Should Arsene Wenger’s future be put to a vote of Arsenal’s most loyal fans?
Are you an Arsenal fan? Want to get on TV? Make a banner! It’s easy – type a message on MS Word on Friday lunch time, blow it up to font size 180, print it out on some A3 paper and then take it to the match. Hold it up at full time (preferably when your team has just lost) and hey presto! Your message is read by the masses. Mission accomplished – everyone now knows how unhappy you are.
Therein lies the biggest deception of such protests – it is really only ever the fans with a negative message that bother to go through such a rigmarole. Less malevolent supporters who are fairly content with life are not as likely to tell the world how they are feeling. One very really sees a banner stating, “We’re quite happy at the moment” or “I’m here to enjoy the match and then go for dinner. I hope we win.” It’s not quite as dramatic. Doesn’t really have the same impact.
What this means is, the counter argument is not aired. There is no antidote to the snarling, and as Gary Neville called them, “embarrassing” characters on Arsenal Fan TV, with their baffling sense of entitlement and strangely misplaced anger.
These people are probably much louder and brasher than many other Arsenal fans. Fans that perhaps may enjoy the way Arsenal play, and have a real love and affection for the under-fire Frenchman and all that he has achieved for the club.
Some Arsenal fans do seem to be rather angry. It seems strange they place such dependence on a football team, whose performances they can in no way effect, for their own happiness.
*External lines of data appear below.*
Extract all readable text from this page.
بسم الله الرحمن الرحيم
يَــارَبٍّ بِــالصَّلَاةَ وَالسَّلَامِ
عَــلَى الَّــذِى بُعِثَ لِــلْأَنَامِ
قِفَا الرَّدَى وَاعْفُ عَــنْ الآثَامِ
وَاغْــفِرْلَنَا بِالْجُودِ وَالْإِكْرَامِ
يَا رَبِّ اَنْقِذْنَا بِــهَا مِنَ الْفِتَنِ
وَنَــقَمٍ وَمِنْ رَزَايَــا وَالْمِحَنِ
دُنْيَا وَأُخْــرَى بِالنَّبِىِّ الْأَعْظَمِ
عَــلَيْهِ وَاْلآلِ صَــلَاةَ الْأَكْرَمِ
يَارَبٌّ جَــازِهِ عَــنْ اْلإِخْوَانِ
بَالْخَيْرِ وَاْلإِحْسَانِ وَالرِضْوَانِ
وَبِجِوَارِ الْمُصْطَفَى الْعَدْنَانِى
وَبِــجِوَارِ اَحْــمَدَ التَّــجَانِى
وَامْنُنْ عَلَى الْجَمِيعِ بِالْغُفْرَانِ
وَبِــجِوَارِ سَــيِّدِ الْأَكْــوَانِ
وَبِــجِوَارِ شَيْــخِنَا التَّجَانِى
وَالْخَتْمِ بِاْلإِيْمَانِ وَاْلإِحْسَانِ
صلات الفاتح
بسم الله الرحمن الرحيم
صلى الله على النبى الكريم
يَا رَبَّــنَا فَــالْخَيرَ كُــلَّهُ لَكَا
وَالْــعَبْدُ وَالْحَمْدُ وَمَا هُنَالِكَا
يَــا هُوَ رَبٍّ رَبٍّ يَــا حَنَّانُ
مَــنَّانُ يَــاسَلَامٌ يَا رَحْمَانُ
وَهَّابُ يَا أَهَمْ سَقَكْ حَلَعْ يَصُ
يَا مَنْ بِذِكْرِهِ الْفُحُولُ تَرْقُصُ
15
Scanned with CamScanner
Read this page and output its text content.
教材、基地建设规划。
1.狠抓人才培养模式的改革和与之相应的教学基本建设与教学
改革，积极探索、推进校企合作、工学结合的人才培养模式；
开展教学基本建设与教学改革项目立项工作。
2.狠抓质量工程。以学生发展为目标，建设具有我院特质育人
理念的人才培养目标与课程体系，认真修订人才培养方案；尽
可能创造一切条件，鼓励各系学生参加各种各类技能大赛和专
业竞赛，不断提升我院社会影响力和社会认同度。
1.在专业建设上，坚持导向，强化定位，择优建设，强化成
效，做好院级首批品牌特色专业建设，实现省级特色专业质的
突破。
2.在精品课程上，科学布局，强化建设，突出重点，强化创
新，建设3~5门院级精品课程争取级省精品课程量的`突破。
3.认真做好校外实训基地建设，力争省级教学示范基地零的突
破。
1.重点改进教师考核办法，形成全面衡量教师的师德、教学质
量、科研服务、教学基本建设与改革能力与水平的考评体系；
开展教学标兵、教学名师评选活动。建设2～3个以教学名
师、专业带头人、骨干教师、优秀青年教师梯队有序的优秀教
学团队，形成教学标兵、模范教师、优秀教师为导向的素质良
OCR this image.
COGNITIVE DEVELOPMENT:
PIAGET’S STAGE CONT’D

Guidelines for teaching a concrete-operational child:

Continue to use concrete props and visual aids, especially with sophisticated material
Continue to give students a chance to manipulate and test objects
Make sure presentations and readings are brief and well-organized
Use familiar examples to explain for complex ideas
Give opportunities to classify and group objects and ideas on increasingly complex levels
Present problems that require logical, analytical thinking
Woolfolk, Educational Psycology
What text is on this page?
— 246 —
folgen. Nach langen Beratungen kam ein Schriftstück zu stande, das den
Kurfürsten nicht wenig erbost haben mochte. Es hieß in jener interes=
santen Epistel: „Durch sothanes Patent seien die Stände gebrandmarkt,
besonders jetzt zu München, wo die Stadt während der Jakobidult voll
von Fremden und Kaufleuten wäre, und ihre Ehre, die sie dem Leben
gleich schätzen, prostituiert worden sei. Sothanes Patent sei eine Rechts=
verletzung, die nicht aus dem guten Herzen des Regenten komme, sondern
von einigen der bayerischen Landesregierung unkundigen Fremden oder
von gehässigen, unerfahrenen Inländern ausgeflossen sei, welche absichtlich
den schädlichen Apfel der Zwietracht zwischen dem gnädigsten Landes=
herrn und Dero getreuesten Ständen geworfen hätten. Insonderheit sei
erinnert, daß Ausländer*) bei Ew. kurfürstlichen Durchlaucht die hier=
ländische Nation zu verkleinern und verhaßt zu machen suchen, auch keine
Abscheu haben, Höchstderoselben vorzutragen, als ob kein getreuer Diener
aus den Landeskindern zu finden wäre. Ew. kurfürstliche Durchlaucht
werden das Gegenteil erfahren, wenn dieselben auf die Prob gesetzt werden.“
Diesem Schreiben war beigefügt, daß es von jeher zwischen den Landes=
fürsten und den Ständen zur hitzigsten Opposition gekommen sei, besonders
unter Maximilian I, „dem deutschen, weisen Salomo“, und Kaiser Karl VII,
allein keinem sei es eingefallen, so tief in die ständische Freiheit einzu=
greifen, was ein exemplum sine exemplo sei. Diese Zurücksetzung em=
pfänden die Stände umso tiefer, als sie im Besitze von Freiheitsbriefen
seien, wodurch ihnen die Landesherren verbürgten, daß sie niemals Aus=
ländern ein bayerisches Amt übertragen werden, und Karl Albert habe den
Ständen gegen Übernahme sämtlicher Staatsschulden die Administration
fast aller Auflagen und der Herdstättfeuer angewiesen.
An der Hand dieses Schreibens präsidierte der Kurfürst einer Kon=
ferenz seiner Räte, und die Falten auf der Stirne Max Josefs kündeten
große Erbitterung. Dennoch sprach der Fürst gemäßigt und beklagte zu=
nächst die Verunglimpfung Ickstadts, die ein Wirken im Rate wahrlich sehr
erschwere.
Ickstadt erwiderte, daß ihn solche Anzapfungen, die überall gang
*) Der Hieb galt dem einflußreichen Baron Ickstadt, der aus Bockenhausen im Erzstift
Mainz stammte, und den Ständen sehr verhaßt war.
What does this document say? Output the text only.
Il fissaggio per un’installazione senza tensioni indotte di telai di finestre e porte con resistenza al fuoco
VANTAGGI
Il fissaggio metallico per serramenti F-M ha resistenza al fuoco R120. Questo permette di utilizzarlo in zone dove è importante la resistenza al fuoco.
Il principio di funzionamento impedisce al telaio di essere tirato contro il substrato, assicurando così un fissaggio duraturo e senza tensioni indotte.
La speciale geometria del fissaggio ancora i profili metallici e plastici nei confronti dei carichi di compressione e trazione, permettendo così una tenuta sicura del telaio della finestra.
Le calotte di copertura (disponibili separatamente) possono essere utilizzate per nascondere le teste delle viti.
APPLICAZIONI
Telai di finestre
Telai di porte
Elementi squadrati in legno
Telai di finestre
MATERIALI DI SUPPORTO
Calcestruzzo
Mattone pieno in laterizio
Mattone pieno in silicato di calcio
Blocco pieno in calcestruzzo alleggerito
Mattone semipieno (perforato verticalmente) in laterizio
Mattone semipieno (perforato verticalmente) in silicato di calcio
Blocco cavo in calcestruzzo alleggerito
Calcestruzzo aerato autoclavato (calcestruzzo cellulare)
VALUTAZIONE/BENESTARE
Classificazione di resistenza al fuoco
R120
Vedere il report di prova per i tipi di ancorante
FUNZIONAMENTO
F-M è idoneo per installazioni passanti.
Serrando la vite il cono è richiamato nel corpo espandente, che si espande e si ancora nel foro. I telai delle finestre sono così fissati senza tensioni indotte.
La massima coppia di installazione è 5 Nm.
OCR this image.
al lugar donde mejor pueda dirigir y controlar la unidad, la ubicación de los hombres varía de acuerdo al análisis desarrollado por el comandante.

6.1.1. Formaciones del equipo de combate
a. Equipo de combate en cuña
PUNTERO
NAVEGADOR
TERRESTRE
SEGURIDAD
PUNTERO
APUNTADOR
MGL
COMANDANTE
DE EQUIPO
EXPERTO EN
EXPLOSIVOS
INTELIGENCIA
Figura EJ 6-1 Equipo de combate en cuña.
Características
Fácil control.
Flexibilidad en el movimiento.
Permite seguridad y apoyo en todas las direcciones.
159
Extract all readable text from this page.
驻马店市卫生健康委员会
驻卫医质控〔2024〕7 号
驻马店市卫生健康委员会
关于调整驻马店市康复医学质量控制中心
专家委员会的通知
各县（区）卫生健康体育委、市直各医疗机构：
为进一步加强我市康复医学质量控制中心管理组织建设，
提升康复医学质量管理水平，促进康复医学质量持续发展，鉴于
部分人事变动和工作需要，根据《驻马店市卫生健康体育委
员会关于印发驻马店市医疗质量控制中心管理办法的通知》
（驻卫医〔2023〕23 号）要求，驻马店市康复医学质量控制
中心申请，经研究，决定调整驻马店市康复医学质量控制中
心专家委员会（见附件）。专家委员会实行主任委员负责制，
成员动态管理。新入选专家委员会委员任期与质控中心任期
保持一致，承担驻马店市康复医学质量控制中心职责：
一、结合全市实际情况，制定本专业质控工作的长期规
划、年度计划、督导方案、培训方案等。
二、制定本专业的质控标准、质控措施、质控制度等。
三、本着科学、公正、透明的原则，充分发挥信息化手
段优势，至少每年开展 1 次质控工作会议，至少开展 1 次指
If they are such experts on the tactics of football and how to be successful, perhaps they should consider starting an amateur football team of their own.
They could channel that anger and expertise into something they can actually influence, rather than living vicariously through these brilliant yet flawed athletes.
It is easy to believe that it is all doom and gloom at Arsenal when witnessing such negative outbursts. However, the Gunners have a beautiful stadium and finished second in the Premier League last year. That represents a brilliant season, surely?
Admittedly, Arsenal slumped miserably again at the last 16 stage of the Champions League this season. It is, however, a Champions League last 16 place that they take for granted. Yes, they have failed at this hurdle many times before, but at least they have been there to fail in the first place.
It is a classic trait of human nature that we only really appreciate something when it is gone. If those at the Emirates who cry for Wenger’s head get their way, they may soon look back through rose tinted glasses at these heady days of regular elite European football. Especially if Manchester United’s recent experiences post-Ferguson are anything to go by.
What percentage of Arsenal fans do these naysayers represent? They are certainly creating a toxic atmosphere in some areas, and must be making poor old Arsene feel unwanted when he steps out into the stadium these days.
Regarding an anti-Wenger protest at last Saturday’s FA Cup quarter-final against Lincoln City, The Evening Standard reported that “around 300 supporters congregated outside what was once the East stand”. They then apparently sang some miserable songs, lofted the obligatory banners, and generally acted rather annoyed about their current plight. 300 people. The Emirates stadium holds over 60,000 people!
Of those 60,000, according to an interesting article recently published in talksport.com, 36,000 are season ticket holders. How about putting Arsene Wenger’s future to an official vote at the end of the season? A simple ‘Should Wenger stay or go?’
The only people that qualify to vote are current season ticket holders, those who have renewed or bought season tickets for next season, and perhaps any fans who can prove that they have attended at least 10 home games or more this season.
Maybe a vote of confidence for the manager could help him build a new set of Invincibles
If the majority votes for him to leave, then his position would become untenable. He would have to go. However, imagine the resounding confidence boost that a remain vote would have on Arsene? Maybe the renewed belief could spur him on to create another set of invincibles. He could lead the team out next season with his head held high.
Perhaps even holding aloft a banner on A3 paper with the message: ‘Enough is Enough – Negative Banner Holders Out!’